Es la voz del crítico la que puede testimoniar. La voz por encima de la letra porque no importa sólo qué puede decir de los hechos que ha visto, sino qué puede decirnos de lo que a él le han hecho esos hechos. De lo que lo han hecho sufrir, bostezar o aliviarse con las municiones que cruzan el cielo mixto de la metáfora teatral sita entre platea y proscenio. Signos como balaceras y funciones como batallas, o pelotón de fusilamiento. Queremos oír sus relatos del ardor salino de ciertas balas, la desilusión de húmedas pólvoras culpables, la exacta forma abierta por las balas de certeras actuaciones y todas las sustancias vitales que las buenas tramoyas desatan en el escenario y replican en el patio de butacas. Porque sólo hay tramoya allí. El teatro es tramoya, sea una voluptuosa escenografía, cacharros, el solo cuerpo del actor, una luz que anuncia un alguien que retorna…Todo allá es a sabiendas del truco que podrá montar a tracción sangre de los actores, la escena siempre herida abierta del hombre y su circunstancia. El tiro apunta al blanco y los espectadores creamos el impacto en nuestro cuerpo. A veces no tenemos cuerpo para esas balas, estamos anestesiados. O desconcertados, con horizontes de expectativa que no son nuestros. A veces el tirador apunta tan mal a nuestro centro vital que vemos pasar la cosa de costado, sin que nos haga mella. Pero cuando el tiro falla por error, impericia o desorientación, es criminal y no artístico. Ahí, en el fragor de la función, nace una crítica. Esa que dará a los aplausos una exactitud de barómetro. El público es crítico por naturaleza, tiene el aplauso y la asistencia para pronunciarse. Cualquiera que se ponga a hacerse el crítico debería asegurarse de no haber dejado de ser espectador. Saber aun ir por placer o por amor al arte, resonar con la escena y sentirse libre de pensar lo que siente.

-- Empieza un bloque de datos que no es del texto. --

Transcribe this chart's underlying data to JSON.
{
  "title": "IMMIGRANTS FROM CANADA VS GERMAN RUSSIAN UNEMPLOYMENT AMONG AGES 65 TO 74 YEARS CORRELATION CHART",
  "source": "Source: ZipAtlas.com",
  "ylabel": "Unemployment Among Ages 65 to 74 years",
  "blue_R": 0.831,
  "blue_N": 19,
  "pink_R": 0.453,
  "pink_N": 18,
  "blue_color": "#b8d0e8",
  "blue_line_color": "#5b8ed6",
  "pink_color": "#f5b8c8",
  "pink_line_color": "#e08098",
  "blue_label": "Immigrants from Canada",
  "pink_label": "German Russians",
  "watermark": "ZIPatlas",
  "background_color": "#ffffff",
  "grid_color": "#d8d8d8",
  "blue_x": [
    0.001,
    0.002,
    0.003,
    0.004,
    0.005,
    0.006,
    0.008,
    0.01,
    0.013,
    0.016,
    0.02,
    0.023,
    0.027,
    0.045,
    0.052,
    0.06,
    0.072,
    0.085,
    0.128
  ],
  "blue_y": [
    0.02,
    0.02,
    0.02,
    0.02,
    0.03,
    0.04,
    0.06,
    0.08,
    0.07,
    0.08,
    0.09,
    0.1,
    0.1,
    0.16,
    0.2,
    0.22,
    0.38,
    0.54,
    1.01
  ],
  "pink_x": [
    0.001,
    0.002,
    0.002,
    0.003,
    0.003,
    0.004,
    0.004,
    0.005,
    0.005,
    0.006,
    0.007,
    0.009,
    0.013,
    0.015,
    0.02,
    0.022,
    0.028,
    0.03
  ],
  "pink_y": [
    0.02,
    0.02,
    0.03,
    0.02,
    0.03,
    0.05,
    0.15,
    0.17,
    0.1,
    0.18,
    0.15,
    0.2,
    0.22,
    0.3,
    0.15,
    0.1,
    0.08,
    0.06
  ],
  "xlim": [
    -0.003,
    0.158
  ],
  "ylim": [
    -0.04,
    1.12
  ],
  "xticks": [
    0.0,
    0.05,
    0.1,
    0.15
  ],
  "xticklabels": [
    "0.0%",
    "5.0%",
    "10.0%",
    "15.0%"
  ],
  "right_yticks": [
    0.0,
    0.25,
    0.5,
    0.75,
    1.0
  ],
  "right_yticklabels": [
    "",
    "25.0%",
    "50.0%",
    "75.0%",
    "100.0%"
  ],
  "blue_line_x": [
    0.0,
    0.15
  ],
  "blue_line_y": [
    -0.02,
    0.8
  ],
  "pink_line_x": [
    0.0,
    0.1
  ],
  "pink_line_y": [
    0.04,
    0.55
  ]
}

Somos tiempo, pero ser es estar. Este tiempo en el que nosotros somos los teatristas es con otros que lo transitamos e imaginamos. Exista el afuera o sea alucinatoria, la escena de la realidad está poblada. Y aunque el desquicio neoliberal nos permita delirar con el uno solo, la caricia o el golpe siguen avisando que ¡alguien más está ahí! El estado burocratizado en el que vivimos nos esconde o disimula las consecuencias de nuestros actos, pero hay que resistir y seguir confiando en que no hay acción sin reacción. O bueno, comprobar que nos hacemos jóvenes y estamos al mismo tiempo en dos subtes diferentes. Un materialismo elemental pero necesario para que la pregunta por la ética en el arte pueda ser escuchada."



(1)Mariela Mirc y Maricel Beltrán integran la Biblioteca desde sus comienzos y son además asistentes de dirección, dramaturgas, investigadoras y referentes del teatro platense.

(2)Laura Lago es actriz, profesora de juegos dramáticos y vocal de la Biblioteca.